Direktur Aneka Energi Baru dan Energi Terbarukan Chrisnawan Anditya sebelumnya mengatakan dari proyek yang terkendala, porsi terbesarnya berasal dari pembangkit berbasis hidro/air. Antara lain PLTA Pump Storage Matenggeng 943 MW, PLTA Batang Toru 510 MW dan PLTA Jatigede 110 MW.

"Berdasarkan monitoring yang kami lakukan terhadap proyek dengan status bottleneck, saat ini masih terdapat 43 proyek pembangkit aneka EBT dengan kapasitas 1.804,21 MW yang belum mencapai COD," kata dia.

Secara umum, penyebab belum tercapainya COD proyek pembangkit tersebut disebabkan oleh beberapa faktor, seperti perizinan, pembebasan lahan, sumber pendanaan, dan aspek teknis pelaksanaan konstruksi baik yang bersumber dari kondisi alam maupun sebagai dampak pandemi Covid-19.

Di tengah situasi pandemi yang masih berlangsung, menurut dia Kementerian ESDM akan tetap melaksanakan fasilitasi dan koordinasi dengan stakeholder terkait. Mulai dari Pemerintah Pusat (Kementerian/Lembaga), Pemerintah Daerah maupun Lembaga Pendanaan.

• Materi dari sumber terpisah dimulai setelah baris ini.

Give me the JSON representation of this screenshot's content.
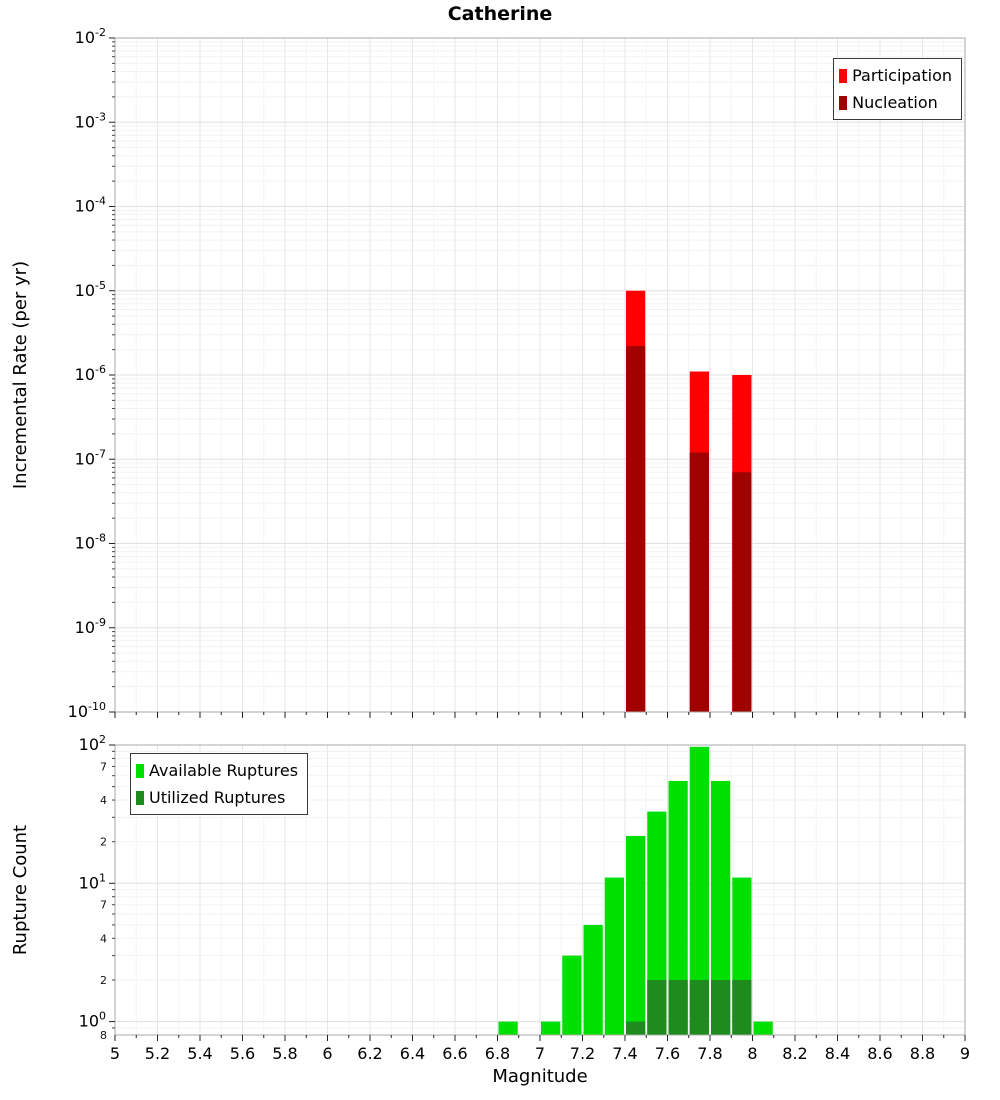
{
  "title": "Catherine",
  "colors": {
    "participation": "#ff0000",
    "nucleation": "#a00000",
    "available": "#00e000",
    "utilized": "#1e8b1e"
  },
  "chart_data": [
    {
      "type": "bar",
      "panel": "incremental-rate",
      "title": "Catherine",
      "xlabel": "",
      "ylabel": "Incremental Rate (per yr)",
      "yscale": "log",
      "xscale": "linear",
      "ylim": [
        1e-10,
        0.01
      ],
      "xlim": [
        5,
        9
      ],
      "bin_width": 0.1,
      "grid": true,
      "legend_position": "top-right",
      "series": [
        {
          "name": "Participation",
          "color_key": "participation",
          "x": [
            7.45,
            7.75,
            7.95
          ],
          "values": [
            1e-05,
            1.1e-06,
            1e-06
          ]
        },
        {
          "name": "Nucleation",
          "color_key": "nucleation",
          "x": [
            7.45,
            7.75,
            7.95
          ],
          "values": [
            2.2e-06,
            1.2e-07,
            7e-08
          ]
        }
      ]
    },
    {
      "type": "bar",
      "panel": "rupture-count",
      "xlabel": "Magnitude",
      "ylabel": "Rupture Count",
      "yscale": "log",
      "xscale": "linear",
      "ylim": [
        0.8,
        100
      ],
      "xlim": [
        5,
        9
      ],
      "bin_width": 0.1,
      "grid": true,
      "legend_position": "top-left",
      "series": [
        {
          "name": "Available Ruptures",
          "color_key": "available",
          "x": [
            6.85,
            7.05,
            7.15,
            7.25,
            7.35,
            7.45,
            7.55,
            7.65,
            7.75,
            7.85,
            7.95,
            8.05
          ],
          "values": [
            1,
            1,
            3,
            5,
            11,
            22,
            33,
            55,
            97,
            55,
            11,
            1
          ]
        },
        {
          "name": "Utilized Ruptures",
          "color_key": "utilized",
          "x": [
            7.45,
            7.55,
            7.65,
            7.75,
            7.85,
            7.95
          ],
          "values": [
            1,
            2,
            2,
            2,
            2,
            2
          ]
        }
      ]
    }
  ],
  "axes": {
    "x_ticks": [
      {
        "v": 5,
        "t": "5"
      },
      {
        "v": 5.2,
        "t": "5.2"
      },
      {
        "v": 5.4,
        "t": "5.4"
      },
      {
        "v": 5.6,
        "t": "5.6"
      },
      {
        "v": 5.8,
        "t": "5.8"
      },
      {
        "v": 6,
        "t": "6"
      },
      {
        "v": 6.2,
        "t": "6.2"
      },
      {
        "v": 6.4,
        "t": "6.4"
      },
      {
        "v": 6.6,
        "t": "6.6"
      },
      {
        "v": 6.8,
        "t": "6.8"
      },
      {
        "v": 7,
        "t": "7"
      },
      {
        "v": 7.2,
        "t": "7.2"
      },
      {
        "v": 7.4,
        "t": "7.4"
      },
      {
        "v": 7.6,
        "t": "7.6"
      },
      {
        "v": 7.8,
        "t": "7.8"
      },
      {
        "v": 8,
        "t": "8"
      },
      {
        "v": 8.2,
        "t": "8.2"
      },
      {
        "v": 8.4,
        "t": "8.4"
      },
      {
        "v": 8.6,
        "t": "8.6"
      },
      {
        "v": 8.8,
        "t": "8.8"
      },
      {
        "v": 9,
        "t": "9"
      }
    ],
    "rate_y_ticks": [
      {
        "v": 0.01,
        "t": "10^-2"
      },
      {
        "v": 0.001,
        "t": "10^-3"
      },
      {
        "v": 0.0001,
        "t": "10^-4"
      },
      {
        "v": 1e-05,
        "t": "10^-5"
      },
      {
        "v": 1e-06,
        "t": "10^-6"
      },
      {
        "v": 1e-07,
        "t": "10^-7"
      },
      {
        "v": 1e-08,
        "t": "10^-8"
      },
      {
        "v": 1e-09,
        "t": "10^-9"
      },
      {
        "v": 1e-10,
        "t": "10^-10"
      }
    ],
    "count_y_ticks": [
      {
        "v": 100,
        "t": "10^2"
      },
      {
        "v": 10,
        "t": "10^1"
      },
      {
        "v": 1,
        "t": "10^0"
      }
    ],
    "count_y_minor_labels": [
      {
        "v": 70,
        "t": "7"
      },
      {
        "v": 40,
        "t": "4"
      },
      {
        "v": 20,
        "t": "2"
      },
      {
        "v": 7,
        "t": "7"
      },
      {
        "v": 4,
        "t": "4"
      },
      {
        "v": 2,
        "t": "2"
      },
      {
        "v": 0.8,
        "t": "8"
      }
    ]
  }
}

Hal ini dilakukan agar beberapa penyebab belum tercapainya COD proyek tersebut dapat diselesaikan. Meski begitu, Chrisnawan belum menghitung tambahan porsi bauran EBT jika ke 43 proyek itu dapat berjalan.

"Belum kami hitung, karena COD masing-masing pembangkit berbeda. Namun pastinya akan mampu meningkatkan kapasitas pembangkit EBT dan bauran EBT," katanya.